Mark: «We've been a couple for five years and have been living under the same roof for two years. Fabienne's daughters live with us all the time, my girls are here once a week and three weekends a month.»
Lina: «Mum had been a single parent since the birth of Yara. With Mark, there was suddenly a man in our household. It took us a while to get to know him, but we quickly liked him. We have a great time with him.»
Fabienne: «When my children need something, they often call Mark before me. It's nice how their relationship has taken on a life of its own. My ex, who is more present in the children's lives again, is also good with Mark. It's just that someone is throwing a spanner in the works.»
Mark: «Six years ago, I moved out after a long struggle with myself. My ex-wife had affairs. She punished me, withheld the girls from me. She no longer does that, but she injects poison. The girls aren't even allowed to have a picture of me.»
Fabienne: «It was important to me that Mark's children felt comfortable here, I involved them and made time for them. After two years, I gave up. They are often disrespectful towards me or sabotage me: when I clean the mirror, they leave fingerprints on it. The older one sometimes treats me like a maid, slams her laundry down and says: "Mummy thinks Fabienne can do that.»
I have to distance myself, to a certain extent from my children too.
Mark, 42
Mark: «And comparisons are constantly being made: That they don't have to clean up at Mummy's, whose boyfriend allows luxurious holidays. That he earns a lot and drives an expensive car. Am I still counting? I wish I had a fraction of the appreciation from my children that I get from Fabienne's children.»

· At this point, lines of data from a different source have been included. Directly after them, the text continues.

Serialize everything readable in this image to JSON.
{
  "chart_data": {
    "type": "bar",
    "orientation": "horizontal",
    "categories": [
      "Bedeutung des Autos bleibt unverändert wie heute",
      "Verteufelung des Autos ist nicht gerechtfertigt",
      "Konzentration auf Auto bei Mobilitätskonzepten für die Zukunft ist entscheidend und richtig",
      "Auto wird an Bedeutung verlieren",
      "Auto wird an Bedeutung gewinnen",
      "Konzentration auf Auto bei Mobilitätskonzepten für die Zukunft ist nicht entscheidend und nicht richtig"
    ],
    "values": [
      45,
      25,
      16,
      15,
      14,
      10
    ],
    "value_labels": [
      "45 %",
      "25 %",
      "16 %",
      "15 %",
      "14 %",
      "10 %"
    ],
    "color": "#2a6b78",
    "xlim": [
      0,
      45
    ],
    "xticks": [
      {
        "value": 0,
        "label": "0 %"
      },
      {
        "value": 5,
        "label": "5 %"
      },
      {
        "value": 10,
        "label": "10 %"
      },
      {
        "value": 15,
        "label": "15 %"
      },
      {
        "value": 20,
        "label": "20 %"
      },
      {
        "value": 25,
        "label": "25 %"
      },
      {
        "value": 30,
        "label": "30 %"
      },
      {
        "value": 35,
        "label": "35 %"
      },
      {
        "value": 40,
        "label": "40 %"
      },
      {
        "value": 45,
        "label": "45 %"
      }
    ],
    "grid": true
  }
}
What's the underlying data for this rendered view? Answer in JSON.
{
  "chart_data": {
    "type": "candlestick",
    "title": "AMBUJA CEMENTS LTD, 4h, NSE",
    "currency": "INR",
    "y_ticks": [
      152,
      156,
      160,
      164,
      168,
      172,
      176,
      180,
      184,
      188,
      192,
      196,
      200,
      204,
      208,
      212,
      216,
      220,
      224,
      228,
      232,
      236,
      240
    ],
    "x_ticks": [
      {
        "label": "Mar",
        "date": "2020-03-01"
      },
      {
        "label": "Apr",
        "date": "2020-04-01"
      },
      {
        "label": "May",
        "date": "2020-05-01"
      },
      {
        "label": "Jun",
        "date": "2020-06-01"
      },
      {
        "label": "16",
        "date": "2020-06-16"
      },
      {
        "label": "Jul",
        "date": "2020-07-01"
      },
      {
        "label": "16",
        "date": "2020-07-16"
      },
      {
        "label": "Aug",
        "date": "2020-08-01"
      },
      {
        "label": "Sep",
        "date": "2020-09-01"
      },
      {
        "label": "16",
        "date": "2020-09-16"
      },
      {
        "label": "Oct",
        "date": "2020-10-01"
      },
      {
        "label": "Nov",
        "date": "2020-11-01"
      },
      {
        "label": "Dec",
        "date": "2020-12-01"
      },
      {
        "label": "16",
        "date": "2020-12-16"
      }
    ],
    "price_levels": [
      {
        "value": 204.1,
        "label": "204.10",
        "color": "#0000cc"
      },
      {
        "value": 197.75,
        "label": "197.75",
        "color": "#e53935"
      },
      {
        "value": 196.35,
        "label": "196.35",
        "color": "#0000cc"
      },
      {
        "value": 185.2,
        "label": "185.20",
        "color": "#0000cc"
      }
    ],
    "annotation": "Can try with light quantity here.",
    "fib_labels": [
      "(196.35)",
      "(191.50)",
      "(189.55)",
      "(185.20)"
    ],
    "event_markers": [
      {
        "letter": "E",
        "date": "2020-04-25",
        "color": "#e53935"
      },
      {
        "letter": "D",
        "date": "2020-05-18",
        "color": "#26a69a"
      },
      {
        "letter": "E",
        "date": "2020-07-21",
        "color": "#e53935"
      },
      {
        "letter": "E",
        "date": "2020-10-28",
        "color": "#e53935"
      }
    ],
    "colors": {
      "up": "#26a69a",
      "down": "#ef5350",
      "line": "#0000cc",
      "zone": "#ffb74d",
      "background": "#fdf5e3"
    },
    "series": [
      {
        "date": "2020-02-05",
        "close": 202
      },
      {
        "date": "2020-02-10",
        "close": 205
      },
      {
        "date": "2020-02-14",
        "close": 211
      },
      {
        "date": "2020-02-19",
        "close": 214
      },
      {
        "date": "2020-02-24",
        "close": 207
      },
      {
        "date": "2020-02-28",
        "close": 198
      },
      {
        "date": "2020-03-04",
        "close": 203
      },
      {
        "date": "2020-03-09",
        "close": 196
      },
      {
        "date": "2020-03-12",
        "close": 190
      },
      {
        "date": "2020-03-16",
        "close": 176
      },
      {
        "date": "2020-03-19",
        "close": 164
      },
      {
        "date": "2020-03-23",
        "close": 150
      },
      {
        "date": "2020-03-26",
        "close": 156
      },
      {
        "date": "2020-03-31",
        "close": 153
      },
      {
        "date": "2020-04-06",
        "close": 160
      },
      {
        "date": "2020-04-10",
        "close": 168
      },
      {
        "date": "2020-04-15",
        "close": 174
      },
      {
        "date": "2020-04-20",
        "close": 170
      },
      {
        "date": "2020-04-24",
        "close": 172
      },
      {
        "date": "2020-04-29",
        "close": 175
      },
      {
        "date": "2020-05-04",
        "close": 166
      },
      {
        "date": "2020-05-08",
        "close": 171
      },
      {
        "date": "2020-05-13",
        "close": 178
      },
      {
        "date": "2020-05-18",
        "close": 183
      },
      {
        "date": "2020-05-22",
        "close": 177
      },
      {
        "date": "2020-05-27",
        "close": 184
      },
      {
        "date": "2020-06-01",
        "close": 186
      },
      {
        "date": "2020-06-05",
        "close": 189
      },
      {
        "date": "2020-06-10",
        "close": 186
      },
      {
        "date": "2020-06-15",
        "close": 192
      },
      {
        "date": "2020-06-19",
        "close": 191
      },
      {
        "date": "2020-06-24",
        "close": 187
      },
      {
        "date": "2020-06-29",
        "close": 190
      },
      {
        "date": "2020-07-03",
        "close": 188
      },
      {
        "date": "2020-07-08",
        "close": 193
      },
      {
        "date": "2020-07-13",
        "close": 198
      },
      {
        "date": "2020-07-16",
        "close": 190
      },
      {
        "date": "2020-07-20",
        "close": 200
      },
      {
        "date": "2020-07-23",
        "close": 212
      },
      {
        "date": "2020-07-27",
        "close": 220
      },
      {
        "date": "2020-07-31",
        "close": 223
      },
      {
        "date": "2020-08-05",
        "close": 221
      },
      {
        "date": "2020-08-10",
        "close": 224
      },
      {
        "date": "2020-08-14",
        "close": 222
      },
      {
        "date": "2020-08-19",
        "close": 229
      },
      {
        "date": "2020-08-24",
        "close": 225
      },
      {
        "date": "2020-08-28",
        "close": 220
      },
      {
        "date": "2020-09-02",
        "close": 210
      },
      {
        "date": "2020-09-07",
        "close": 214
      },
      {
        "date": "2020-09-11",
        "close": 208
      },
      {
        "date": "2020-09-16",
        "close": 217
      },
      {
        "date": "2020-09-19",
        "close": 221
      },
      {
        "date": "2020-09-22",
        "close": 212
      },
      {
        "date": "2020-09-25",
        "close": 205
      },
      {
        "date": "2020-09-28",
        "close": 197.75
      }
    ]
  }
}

Fabienne: «You can't force people to do what you don't exemplify.»
Mark: «Yes, my ex is all about money and who has more of it. I try to convey that life is about more than status symbols, that it doesn't work if everyone is looking out for their own advantage. I often feel like a pilot flying blind. Then I'm afraid for my children. »
Fabienne: «I worked hard to be a carer for the two of them. Now I'm following my therapist's advice and see myself as a kind of after-school carer. I have to create distance. Until recently, Mark's ex sent the girls to us more often or for longer than agreed when it suited her. I said: Mark, you have to set boundaries.»
Mark: «If I was indisposed, I was told: Dad doesn't have time for you, he has a new family. But I often don't know what's true any more. The girls told me that Mummy had beaten them, they told her about Fabienne being mean to them. After a scandal, they admitted that they had lied to everyone. Their conflict of loyalty hurts me. Nevertheless, I have to distance myself from them to some extent. During the week, they now only come in the evening instead of the afternoon. I'm also in a conflict of loyalty: I love my children, but I also want to protect what I've built up with Fabienne.»